Faisal bin Muammar, KAICIID secretary-general
He pointed out that 84 percent of the world’s population professes a religious faith or tradition, and that the vast majority of these people are encouraged by their values to do good.
“The desire to achieve peace, equality and justice are common to all religions,”he said.
Bin Muammar said: “We must allow religion to be seen as a key part of the solution, and not, as is often the case, the cause of the problem. There can be no more excuse for blaming religion or religious leaders.
“We need to encourage policymakers to embrace the tremendous force for good that the faith community, faith actors and faith-based organizations represent in our world.”
He also urged the UN, governments and the international community to include faith-based organizations in the decision-making process.
“We cannot achieve peaceful and cohesive societies without engaging religious communities in the dialogue about the problems and potential solutions,” he said.
KAICIID, he said, had established sustainable dialogue platforms to help combat hate speech and other forms of incitement to violence, and shaped policy on reconciliation and peace processes through interfaith dialogue in the Central African Republic, Nigeria, Myanmar and the Arab world.
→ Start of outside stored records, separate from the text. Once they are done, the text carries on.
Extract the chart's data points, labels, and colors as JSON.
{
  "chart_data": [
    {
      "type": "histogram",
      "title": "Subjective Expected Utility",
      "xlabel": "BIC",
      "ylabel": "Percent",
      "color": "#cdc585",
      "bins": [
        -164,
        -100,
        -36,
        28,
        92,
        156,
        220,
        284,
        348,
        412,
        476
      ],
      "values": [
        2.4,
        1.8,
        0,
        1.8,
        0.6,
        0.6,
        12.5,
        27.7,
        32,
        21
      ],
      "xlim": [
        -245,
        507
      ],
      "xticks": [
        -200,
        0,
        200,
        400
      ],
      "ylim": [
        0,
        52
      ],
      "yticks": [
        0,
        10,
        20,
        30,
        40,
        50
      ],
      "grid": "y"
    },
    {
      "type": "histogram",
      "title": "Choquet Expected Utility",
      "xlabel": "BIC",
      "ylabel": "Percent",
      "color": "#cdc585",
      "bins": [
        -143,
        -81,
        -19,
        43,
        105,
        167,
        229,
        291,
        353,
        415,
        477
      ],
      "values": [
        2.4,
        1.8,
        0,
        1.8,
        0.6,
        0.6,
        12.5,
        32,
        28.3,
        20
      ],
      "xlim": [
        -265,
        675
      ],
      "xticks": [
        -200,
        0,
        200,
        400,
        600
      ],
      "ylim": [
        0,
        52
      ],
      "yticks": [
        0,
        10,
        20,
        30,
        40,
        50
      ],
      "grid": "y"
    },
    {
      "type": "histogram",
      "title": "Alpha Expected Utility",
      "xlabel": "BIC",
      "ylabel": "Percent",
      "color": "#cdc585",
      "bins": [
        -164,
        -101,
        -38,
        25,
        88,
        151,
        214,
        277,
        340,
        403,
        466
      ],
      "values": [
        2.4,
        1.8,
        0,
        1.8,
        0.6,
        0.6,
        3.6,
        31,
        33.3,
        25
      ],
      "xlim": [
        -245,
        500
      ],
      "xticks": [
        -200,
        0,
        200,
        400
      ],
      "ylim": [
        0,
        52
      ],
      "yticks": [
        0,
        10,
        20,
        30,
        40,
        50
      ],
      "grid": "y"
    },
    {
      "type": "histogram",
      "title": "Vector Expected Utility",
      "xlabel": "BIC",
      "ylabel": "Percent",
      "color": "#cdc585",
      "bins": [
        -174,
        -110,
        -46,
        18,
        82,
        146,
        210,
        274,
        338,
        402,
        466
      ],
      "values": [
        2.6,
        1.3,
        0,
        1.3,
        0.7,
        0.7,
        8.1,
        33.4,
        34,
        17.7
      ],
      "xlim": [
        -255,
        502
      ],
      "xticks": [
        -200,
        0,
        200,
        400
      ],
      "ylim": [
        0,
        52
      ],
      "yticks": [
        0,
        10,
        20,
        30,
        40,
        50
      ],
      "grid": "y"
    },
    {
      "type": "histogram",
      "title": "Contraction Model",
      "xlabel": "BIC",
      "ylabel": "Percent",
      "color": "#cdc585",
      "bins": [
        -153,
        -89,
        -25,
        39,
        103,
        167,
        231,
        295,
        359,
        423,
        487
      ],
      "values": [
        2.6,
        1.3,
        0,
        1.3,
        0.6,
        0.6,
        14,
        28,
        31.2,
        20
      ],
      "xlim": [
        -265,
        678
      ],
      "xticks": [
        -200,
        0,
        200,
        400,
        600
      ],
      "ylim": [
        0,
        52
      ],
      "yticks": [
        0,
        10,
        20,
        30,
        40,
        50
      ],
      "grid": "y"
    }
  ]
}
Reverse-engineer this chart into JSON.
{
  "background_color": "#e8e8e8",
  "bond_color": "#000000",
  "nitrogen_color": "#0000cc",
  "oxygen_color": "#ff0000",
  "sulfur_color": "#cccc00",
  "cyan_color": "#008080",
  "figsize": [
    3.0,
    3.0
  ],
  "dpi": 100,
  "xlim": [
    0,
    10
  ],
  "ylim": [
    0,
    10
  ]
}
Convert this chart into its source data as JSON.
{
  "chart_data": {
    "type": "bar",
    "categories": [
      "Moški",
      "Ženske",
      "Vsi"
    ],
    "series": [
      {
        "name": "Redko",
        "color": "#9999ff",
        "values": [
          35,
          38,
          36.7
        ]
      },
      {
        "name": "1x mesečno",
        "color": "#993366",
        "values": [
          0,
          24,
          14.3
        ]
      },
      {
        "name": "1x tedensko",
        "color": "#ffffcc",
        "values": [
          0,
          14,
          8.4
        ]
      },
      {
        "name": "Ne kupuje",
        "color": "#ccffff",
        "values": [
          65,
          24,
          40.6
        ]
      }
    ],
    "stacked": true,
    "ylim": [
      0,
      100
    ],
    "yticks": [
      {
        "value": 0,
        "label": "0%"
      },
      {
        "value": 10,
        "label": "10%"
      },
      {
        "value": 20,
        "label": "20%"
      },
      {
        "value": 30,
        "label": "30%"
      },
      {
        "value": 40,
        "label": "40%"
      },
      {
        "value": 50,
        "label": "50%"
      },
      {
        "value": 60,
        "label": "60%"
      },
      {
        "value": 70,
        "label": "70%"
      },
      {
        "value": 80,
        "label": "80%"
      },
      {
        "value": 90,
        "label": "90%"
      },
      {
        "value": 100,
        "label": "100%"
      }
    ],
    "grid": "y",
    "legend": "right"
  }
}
He said KAICIID’s journey showed that when societies are faced with conflict, solutions lie in focusing on common values and ethics, to which religion paves the way.
The annual G20 Interfaith Forum in Tokyo was launched under the title “Working for Peace, People, and Planet: Challenges to the G20,” with the participation of three former prime ministers of the UK, Ireland and New Zealand, representatives of the UN, international organizations, academics, and a recorded message from Pope Francis, the head of the Roman Catholic Church. As many as 2,000 participants attended the conference’s sessions to exchange experiences and prepare appropriate recommendations.